# Autotrail side door step problem



## tim.evans58 (Sep 1, 2016)

Hi
Anybody had a problem with the side door step not retracting either when starting engine or locking doors
Mine is an Autotrail Cheyenne 660SE 2010 and has just decided to stay in the down position all the time.
Some suggestions of where to start looking for fault would be appreciated
Many thanks


----------



## JanHank (Mar 29, 2015)

tim.evans58 said:


> Hi
> Anybody had a problem with the side door step not retracting either when starting engine or locking doors
> Mine is an Autotrail Cheyenne 660SE 2010 and has just decided to stay in the down position all the time.
> Some suggestions of where to start looking for fault would be appreciated
> Many thanks


Have you tried ringing Autotrail technical dept. my man asks? They are very helpful.

BTW welcome to the forum


----------



## philoaks (Sep 2, 2008)

Are you able to extend/retract the step using the internal button or is it completely u/s? If you can it may make a difference as to what the potential fault may be.

Phil


----------



## cabby (May 14, 2005)

This is quite a common problem with electric steps, the road dirt gets into the hinges and onto the cables and connections. Suggest that you pull the fuse out and clean everything first, be careful the step does try to close on your fingers. Do not lubricate as this attracts dirt.Once that done check that there is a 12v supply to the fuse and follow the testing to the step.
Let us know how you get on.

cabby


----------



## bazzal (Apr 15, 2006)

Hi,


I had a problem like yours and it turned out to be a switch under the step concealed in a black box. If your step has this box you should be able to see it from underneath and to remove it you may need to loosen the step. The switch gets full of road muck due to where it is and this causes it to fail, it is easy to replace. The switch is actually used on fridge doors and are available. If you find it is the switch and can not find the replacement just pm me.

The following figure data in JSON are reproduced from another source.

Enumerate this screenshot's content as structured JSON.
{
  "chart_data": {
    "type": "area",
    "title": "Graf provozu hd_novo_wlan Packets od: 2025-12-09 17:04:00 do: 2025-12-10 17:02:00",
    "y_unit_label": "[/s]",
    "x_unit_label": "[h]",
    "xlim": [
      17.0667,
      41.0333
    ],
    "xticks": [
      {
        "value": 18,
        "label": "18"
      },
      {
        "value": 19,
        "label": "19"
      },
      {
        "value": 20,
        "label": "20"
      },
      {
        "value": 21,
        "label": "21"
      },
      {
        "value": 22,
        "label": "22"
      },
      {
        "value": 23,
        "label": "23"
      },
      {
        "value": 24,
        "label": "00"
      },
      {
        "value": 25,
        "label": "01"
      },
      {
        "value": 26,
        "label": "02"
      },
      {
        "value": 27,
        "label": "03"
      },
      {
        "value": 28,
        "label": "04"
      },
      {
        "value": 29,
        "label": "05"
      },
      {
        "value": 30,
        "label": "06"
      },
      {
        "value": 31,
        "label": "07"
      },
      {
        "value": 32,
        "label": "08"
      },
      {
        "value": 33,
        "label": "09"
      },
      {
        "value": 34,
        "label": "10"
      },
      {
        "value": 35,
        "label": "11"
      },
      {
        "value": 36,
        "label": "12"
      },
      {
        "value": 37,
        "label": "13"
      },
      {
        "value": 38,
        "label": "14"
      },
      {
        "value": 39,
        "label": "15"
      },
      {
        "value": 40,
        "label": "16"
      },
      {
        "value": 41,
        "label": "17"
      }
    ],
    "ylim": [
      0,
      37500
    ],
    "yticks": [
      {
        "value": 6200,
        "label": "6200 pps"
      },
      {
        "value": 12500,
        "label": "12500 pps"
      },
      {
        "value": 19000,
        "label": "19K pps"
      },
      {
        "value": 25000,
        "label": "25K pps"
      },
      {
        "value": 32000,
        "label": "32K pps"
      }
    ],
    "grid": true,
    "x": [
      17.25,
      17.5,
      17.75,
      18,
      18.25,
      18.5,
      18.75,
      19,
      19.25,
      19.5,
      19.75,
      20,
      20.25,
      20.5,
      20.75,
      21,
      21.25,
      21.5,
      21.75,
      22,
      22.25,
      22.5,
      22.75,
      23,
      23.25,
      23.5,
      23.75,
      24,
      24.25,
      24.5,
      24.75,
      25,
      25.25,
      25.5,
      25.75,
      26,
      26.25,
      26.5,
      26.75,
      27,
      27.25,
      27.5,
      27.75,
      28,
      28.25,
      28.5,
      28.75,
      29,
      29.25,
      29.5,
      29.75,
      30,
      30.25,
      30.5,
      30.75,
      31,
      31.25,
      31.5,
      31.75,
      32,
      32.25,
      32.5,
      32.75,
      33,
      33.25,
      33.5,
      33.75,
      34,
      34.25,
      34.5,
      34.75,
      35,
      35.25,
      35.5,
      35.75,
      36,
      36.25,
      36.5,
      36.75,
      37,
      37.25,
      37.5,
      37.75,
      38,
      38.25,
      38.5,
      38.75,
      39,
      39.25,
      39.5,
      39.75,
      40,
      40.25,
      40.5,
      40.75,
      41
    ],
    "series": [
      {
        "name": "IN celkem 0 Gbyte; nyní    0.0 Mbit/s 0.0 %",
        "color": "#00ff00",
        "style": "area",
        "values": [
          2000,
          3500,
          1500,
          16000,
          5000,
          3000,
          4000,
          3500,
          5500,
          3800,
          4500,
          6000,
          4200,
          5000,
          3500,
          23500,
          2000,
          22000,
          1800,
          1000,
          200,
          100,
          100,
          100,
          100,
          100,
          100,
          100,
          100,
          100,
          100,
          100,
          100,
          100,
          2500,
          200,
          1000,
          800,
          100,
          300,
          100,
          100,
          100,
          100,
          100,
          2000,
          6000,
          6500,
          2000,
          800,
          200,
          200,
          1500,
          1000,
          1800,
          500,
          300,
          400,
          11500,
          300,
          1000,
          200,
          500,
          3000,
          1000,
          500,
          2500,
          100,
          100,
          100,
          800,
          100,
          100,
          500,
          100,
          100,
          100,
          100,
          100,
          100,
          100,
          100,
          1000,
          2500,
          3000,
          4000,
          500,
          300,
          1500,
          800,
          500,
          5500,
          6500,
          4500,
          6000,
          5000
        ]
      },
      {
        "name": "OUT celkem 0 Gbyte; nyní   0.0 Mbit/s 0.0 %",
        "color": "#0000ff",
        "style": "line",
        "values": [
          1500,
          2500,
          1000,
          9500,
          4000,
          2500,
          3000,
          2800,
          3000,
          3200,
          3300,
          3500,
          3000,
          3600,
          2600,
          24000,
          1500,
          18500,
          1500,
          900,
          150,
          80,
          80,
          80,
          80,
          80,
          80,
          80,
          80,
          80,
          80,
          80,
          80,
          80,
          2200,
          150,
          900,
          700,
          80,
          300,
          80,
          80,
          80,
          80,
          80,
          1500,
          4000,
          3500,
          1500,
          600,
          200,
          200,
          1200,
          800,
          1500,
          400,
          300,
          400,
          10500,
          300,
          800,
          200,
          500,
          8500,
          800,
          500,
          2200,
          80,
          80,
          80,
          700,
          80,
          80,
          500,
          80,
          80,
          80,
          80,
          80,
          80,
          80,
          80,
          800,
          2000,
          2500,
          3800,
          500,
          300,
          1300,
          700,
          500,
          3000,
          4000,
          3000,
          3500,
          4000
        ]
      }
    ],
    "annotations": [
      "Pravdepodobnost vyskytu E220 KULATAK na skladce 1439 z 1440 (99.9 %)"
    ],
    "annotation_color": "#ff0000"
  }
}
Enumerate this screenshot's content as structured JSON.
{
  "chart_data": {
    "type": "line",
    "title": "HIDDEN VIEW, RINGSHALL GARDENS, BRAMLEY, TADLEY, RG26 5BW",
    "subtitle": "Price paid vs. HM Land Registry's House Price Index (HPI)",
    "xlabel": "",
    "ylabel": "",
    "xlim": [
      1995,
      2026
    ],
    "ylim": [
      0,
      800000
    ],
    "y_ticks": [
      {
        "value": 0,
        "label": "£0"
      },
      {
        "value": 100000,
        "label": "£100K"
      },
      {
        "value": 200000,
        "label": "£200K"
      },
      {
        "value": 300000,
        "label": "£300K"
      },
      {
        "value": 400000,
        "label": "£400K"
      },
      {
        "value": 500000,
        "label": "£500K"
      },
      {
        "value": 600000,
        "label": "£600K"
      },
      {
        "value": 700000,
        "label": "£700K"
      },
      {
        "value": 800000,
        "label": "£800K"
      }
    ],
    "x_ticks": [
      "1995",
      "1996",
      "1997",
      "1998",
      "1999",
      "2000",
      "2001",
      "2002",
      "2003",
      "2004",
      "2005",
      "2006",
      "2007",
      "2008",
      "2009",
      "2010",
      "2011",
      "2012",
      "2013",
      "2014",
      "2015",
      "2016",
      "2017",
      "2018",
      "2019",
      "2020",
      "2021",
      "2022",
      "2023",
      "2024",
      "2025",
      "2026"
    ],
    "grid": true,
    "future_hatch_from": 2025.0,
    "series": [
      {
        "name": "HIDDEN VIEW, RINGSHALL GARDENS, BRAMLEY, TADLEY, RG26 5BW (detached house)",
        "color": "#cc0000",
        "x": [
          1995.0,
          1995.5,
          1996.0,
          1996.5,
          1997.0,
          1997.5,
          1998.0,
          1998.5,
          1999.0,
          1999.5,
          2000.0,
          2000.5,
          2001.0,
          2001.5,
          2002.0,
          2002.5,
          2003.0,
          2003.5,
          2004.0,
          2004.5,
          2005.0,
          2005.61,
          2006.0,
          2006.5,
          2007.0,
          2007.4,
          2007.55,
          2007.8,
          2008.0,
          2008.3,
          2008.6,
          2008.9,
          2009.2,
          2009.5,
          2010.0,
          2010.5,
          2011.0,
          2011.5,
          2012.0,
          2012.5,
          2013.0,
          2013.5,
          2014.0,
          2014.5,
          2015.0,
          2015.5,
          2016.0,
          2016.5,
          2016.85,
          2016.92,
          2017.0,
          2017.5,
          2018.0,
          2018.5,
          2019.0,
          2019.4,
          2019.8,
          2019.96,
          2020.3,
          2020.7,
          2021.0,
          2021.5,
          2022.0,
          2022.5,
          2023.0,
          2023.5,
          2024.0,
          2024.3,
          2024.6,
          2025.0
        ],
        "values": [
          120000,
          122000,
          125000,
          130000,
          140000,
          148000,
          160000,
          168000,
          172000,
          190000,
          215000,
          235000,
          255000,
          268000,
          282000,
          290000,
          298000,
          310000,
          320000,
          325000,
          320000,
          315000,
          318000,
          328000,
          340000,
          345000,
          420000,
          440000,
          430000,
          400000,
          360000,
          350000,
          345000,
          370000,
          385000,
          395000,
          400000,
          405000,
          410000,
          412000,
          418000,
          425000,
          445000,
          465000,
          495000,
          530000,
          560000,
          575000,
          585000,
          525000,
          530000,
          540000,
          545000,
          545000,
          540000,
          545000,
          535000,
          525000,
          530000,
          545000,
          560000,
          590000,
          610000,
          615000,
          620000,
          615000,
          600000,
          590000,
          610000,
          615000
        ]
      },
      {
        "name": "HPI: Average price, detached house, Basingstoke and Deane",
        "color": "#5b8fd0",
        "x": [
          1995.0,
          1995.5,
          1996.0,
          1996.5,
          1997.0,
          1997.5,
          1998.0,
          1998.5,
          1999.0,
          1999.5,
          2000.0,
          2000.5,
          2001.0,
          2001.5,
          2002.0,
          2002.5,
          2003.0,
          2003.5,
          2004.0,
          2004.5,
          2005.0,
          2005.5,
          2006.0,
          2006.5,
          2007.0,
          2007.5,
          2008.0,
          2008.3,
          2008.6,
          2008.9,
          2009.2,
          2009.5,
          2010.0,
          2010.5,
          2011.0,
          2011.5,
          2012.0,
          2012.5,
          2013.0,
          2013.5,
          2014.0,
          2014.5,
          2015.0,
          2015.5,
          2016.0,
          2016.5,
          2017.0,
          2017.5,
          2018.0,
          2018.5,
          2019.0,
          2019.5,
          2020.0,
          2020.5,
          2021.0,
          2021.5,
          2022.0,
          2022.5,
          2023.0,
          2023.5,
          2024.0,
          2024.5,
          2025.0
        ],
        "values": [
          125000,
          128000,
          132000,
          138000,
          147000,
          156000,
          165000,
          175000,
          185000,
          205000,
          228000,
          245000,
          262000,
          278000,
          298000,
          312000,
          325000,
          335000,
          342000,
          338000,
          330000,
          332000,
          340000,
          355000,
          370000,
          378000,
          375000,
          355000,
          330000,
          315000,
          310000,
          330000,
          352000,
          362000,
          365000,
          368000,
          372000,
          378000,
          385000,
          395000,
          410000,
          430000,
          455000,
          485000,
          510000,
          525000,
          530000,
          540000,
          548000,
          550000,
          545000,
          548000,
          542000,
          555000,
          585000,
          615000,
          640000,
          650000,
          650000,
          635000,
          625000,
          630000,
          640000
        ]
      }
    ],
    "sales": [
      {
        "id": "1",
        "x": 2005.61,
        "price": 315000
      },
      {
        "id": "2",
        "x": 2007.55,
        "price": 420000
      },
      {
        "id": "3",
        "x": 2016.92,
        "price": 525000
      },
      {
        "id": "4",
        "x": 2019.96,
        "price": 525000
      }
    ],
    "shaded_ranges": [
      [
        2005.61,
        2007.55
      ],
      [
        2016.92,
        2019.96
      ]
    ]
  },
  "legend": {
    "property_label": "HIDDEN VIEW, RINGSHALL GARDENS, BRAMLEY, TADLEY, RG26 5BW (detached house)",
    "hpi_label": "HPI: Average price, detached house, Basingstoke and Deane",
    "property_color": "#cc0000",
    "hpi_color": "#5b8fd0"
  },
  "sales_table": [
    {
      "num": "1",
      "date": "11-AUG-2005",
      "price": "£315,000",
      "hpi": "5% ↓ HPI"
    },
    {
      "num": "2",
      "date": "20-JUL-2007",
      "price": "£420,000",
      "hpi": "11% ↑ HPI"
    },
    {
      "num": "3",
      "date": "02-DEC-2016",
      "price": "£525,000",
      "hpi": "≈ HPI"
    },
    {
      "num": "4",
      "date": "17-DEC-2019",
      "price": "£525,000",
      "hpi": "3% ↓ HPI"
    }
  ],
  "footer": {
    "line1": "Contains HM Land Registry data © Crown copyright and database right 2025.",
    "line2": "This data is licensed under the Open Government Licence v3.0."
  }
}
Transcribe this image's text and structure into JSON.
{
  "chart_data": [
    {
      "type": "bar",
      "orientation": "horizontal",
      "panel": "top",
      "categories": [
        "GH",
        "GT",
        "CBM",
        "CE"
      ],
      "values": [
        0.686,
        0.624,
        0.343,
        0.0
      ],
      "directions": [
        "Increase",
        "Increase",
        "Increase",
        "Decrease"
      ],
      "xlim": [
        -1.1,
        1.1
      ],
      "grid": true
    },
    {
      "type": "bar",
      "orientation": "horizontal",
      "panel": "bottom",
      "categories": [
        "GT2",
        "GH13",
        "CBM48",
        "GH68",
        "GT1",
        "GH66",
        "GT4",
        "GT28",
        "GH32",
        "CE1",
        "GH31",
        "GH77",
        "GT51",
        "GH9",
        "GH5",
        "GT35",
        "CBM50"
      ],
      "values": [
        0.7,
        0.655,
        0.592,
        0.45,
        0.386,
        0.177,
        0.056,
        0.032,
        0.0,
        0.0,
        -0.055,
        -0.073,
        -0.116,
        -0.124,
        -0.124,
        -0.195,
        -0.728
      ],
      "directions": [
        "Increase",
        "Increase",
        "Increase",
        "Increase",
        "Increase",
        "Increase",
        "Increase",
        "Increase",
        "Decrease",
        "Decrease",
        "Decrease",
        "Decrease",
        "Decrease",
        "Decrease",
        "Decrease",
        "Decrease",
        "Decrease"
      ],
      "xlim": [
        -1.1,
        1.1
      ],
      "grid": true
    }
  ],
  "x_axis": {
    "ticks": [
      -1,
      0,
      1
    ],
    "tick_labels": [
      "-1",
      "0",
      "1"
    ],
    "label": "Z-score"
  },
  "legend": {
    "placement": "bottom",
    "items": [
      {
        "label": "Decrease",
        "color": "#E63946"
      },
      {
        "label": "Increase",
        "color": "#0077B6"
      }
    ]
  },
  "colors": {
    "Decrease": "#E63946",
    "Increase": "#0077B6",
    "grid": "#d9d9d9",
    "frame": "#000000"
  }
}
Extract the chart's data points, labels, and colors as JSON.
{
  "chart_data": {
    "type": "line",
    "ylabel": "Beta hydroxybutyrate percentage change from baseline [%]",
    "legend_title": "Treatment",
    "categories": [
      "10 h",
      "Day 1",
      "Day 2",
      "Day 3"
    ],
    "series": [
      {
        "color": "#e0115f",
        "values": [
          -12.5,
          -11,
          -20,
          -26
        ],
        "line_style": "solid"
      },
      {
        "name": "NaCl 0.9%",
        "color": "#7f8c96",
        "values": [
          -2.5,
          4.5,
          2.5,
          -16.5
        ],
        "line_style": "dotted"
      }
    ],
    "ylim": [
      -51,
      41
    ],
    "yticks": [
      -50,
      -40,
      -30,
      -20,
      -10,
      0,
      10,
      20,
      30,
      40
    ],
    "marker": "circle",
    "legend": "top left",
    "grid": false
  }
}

Baz................................................


----------



## Pudsey_Bear (Sep 25, 2008)

Don't think none subscribed members can PM Baz, might be best just to post the part details.


----------



## tim.evans58 (Sep 1, 2016)

Hi 
Thanks for response
Step does not work in any situation 
Locking vehicle, starting engine or internal button
Thanks


----------



## tim.evans58 (Sep 1, 2016)

Hi
Fuse checked and is ok
So I'll get under to have a look at switch
If you could post link to where switches are available from I would be grateful
Regards


----------



## HurricaneSmith (Jul 13, 2007)

philoaks said:


> Are you able to extend/retract the step using the internal button or is it completely u/s? If you can it may make a difference as to what the potential fault may be.
> 
> Phil


Don't know if you saw Phil's post.

If your step retracts correctly when operated by the internal switch just inside the habitation door (as on my AutoTrail), but doesn't operate when the engine starts, then it may be as simple as a relay.

On my van there are two relays under the bonnet, very close to the vehicle battery, and one operates the step when the engine starts. Have a look at your manual's wiring diagram. Relays are cheap and easy to replace.

.


----------



## brillopad (Mar 4, 2008)

I had this problem it's the em50 interface unit , it a sargent panel ,it behind the drivers seat, phone for tec advice 01482 678981,or www.Sargentshop.co.uk, it cost me£35 to get it tested so with postage it cost £43.20 hope this helps, there's a pin you can take out to get it back in then pup the pin back in.


----------



## bazzal (Apr 15, 2006)

Hi tim.evans58,

If you get to see this switch it should look something like this. https://www.amazon.co.uk/Beko-Fridge-Freezer-Interior-Switch/dp/B00XC8TLQ6

Hope this helps.

Baz.............................................


----------



## Carl_n_Flo (May 10, 2005)

I have similar problems with ours.
If it isn't 'exercised' regularly, then it doesn't retract under its own steam. It does, however, retract when I hold the button down inside the hab door and at the same time coax the step back in with my foot gently pushing it. After a few 'ins and outs' like this, it behaves normally. If I try to retract it on starting the engine, all I get is the buzzer going off incessantly!!!


Carl


----------



## Pudsey_Bear (Sep 25, 2008)

Sounds like it's full of Crud Carl, there are two plastic sliders and they just get more and more rough which makes it slow down, they're easy enough to remove and strip down on most vans.


I just noticed it also shows the switch and it's position.


----------



## dghr272 (Jun 14, 2012)

Most ATs come with a fold down step as in attachment.

A common fault is the micro switch mentioned earlier, the black box circled is the motor, if all other checks are ok I suggest you get the cover off and check it out with a volt meter.

Other motor issues include stripped teeth on the nylon gear cogs within the motor.

Good luck.

Terry

Edit, old thread here, same issue.
http://forums.motorhomefacts.com/182-electrical/70942-omnistep-won-t-retract-help-please.html


----------



## dghr272 (Jun 14, 2012)

Gear cogs within motor.


----------



## Carl_n_Flo (May 10, 2005)

Thank you All


Kev - good point and, yes, the whole mechanism is probably cacked up and long overdue a service - but, as Terry points out, our step is as his diagram being the scissors type as opposed to the 'cassette' type.


Same difference though - I should get around to removing it and servicing it properly as it is now 10 years old.


Carl


----------



## Pudsey_Bear (Sep 25, 2008)

Ah, I've not had one of those in bits, so I'm no help on this one, hope it's an easy fix though.


----------



## Carl_n_Flo (May 10, 2005)

I will post up a 'step by step' (see what I did there?) when I do the job to - hopefully - help others.


----------



## Pudsey_Bear (Sep 25, 2008)

I see what you did there    Yes if everyone did pictures it would help so much more, and when asking for help, speeds it all up no end.


----------